Wednesday, July 28, 2010

STIGMATA (1999)

Starring; Patricia Arquette & Gabriel Byrne
Director: Rupert Wainwright

Lights flash, water drips, doves flutter, statues cry blood, and one by one Arquette is inflicted by the wounds of Christ. That's about all anyone needs to know about Stigmata, yet another attempt to spook audiences by exposing them to eerie images of religious anomaly, with the fate of humanity ambiguously in the balance. What better actor to navigate this dark landscape than Byrne, who seems to lurk in the shadows of one spiritually skewed flick after another. Byrne plays the investigator-priest sent all over the planet to debunk Virgin Mary sightings and other claims that henpeck the Catholic Church, here corruptly embodied by Jonathan Pryce's power-hungry Cardinal Houseman. Watching him scurry to squelch evidence of Christ's true gospel, among the many absurdities the lazy script asks viewers to swallow, one wonders why Pryce agreed to play such a caricature in piffle like this.
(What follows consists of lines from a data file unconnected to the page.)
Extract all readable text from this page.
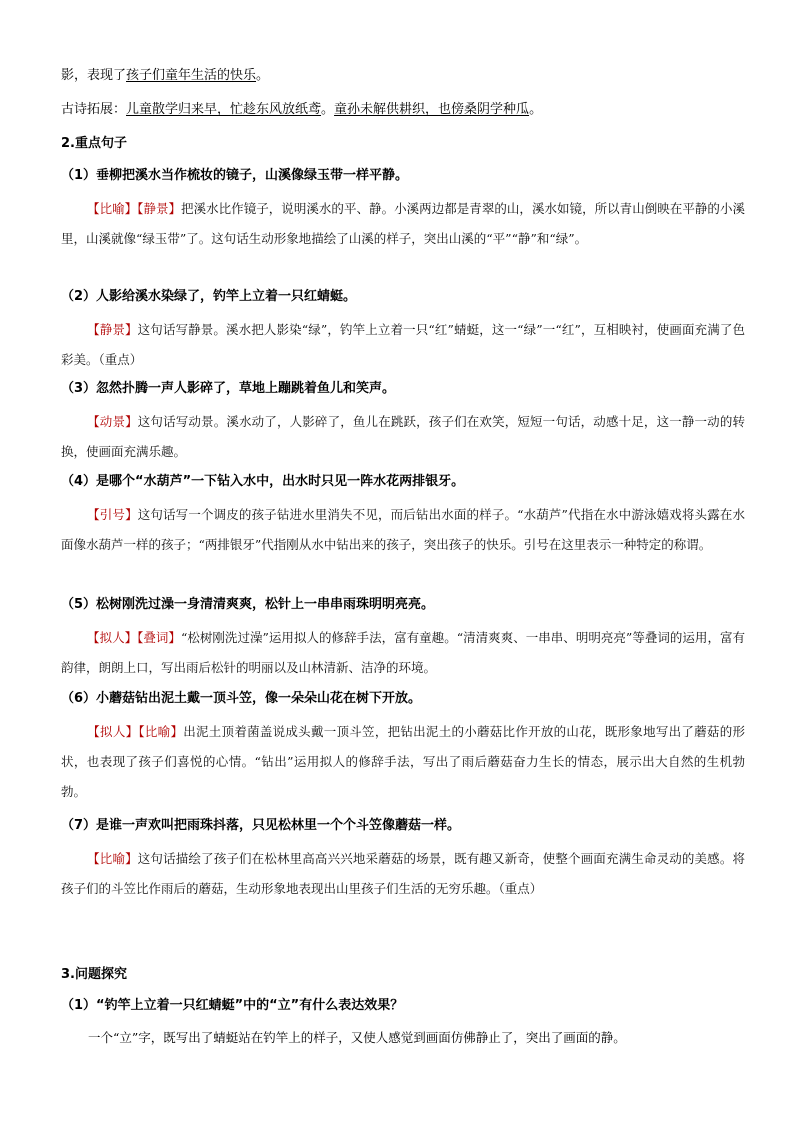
影，表现了孩子们童年生活的快乐。
古诗拓展：儿童散学归来早，忙趁东风放纸鸢。童孙未解供耕织，也傍桑阴学种瓜。
2.重点句子
（1）垂柳把溪水当作梳妆的镜子，山溪像绿玉带一样平静。
【比喻】【静景】把溪水比作镜子，说明溪水的平、静。小溪两边都是青翠的山，溪水如镜，所以青山倒映在平静的小溪里，山溪就像“绿玉带”了。这句话生动形象地描绘了山溪的样子，突出山溪的“平”“静”和“绿”。
（2）人影给溪水染绿了，钓竿上立着一只红蜻蜓。
【静景】这句话写静景。溪水把人影染“绿”，钓竿上立着一只“红”蜻蜓，这一“绿”一“红”，互相映衬，使画面充满了色彩美。（重点）
（3）忽然扑腾一声人影碎了，草地上蹦跳着鱼儿和笑声。
【动景】这句话写动景。溪水动了，人影碎了，鱼儿在跳跃，孩子们在欢笑，短短一句话，动感十足，这一静一动的转换，使画面充满乐趣。
（4）是哪个“水葫芦”一下钻入水中，出水时只见一阵水花两排银牙。
【引号】这句话写一个调皮的孩子钻进水里消失不见，而后钻出水面的样子。“水葫芦”代指在水中游泳嬉戏将头露在水面像水葫芦一样的孩子；“两排银牙”代指刚从水中钻出来的孩子，突出孩子的快乐。引号在这里表示一种特定的称谓。
（5）松树刚洗过澡一身清清爽爽，松针上一串串雨珠明明亮亮。
【拟人】【叠词】“松树刚洗过澡”运用拟人的修辞手法，富有童趣。“清清爽爽、一串串、明明亮亮”等叠词的运用，富有韵律，朗朗上口，写出雨后松针的明丽以及山林清新、洁净的环境。
（6）小蘑菇钻出泥土戴一顶斗笠，像一朵朵山花在树下开放。
【拟人】【比喻】出泥土顶着菌盖说成头戴一顶斗笠，把钻出泥土的小蘑菇比作开放的山花，既形象地写出了蘑菇的形状，也表现了孩子们喜悦的心情。“钻出”运用拟人的修辞手法，写出了雨后蘑菇奋力生长的情态，展示出大自然的生机勃勃。
（7）是谁一声欢叫把雨珠抖落，只见松林里一个个斗笠像蘑菇一样。
【比喻】这句话描绘了孩子们在松林里高高兴兴地采蘑菇的场景，既有趣又新奇，使整个画面充满生命灵动的美感。将孩子们的斗笠比作雨后的蘑菇，生动形象地表现出山里孩子们生活的无穷乐趣。（重点）
3.问题探究
（1）“钓竿上立着一只红蜻蜓”中的“立”有什么表达效果？
一个“立”字，既写出了蜻蜓站在钓竿上的样子，又使人感觉到画面仿佛静止了，突出了画面的静。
It may provide a cool, cheap thrill to hear a guttural male voice speaking Italian from Arquette's lips, and it may be superficially chilling to see her scrawl chapter and verse in an ancient language her goth Pittsburgh hairstylist couldn't possibly understand. But for a genuinely disquieting experience, it's probably better to stick to the inspiration for Stigmata and a dozen other such knockoffs: 1973's The Exorcist. (102 mins.)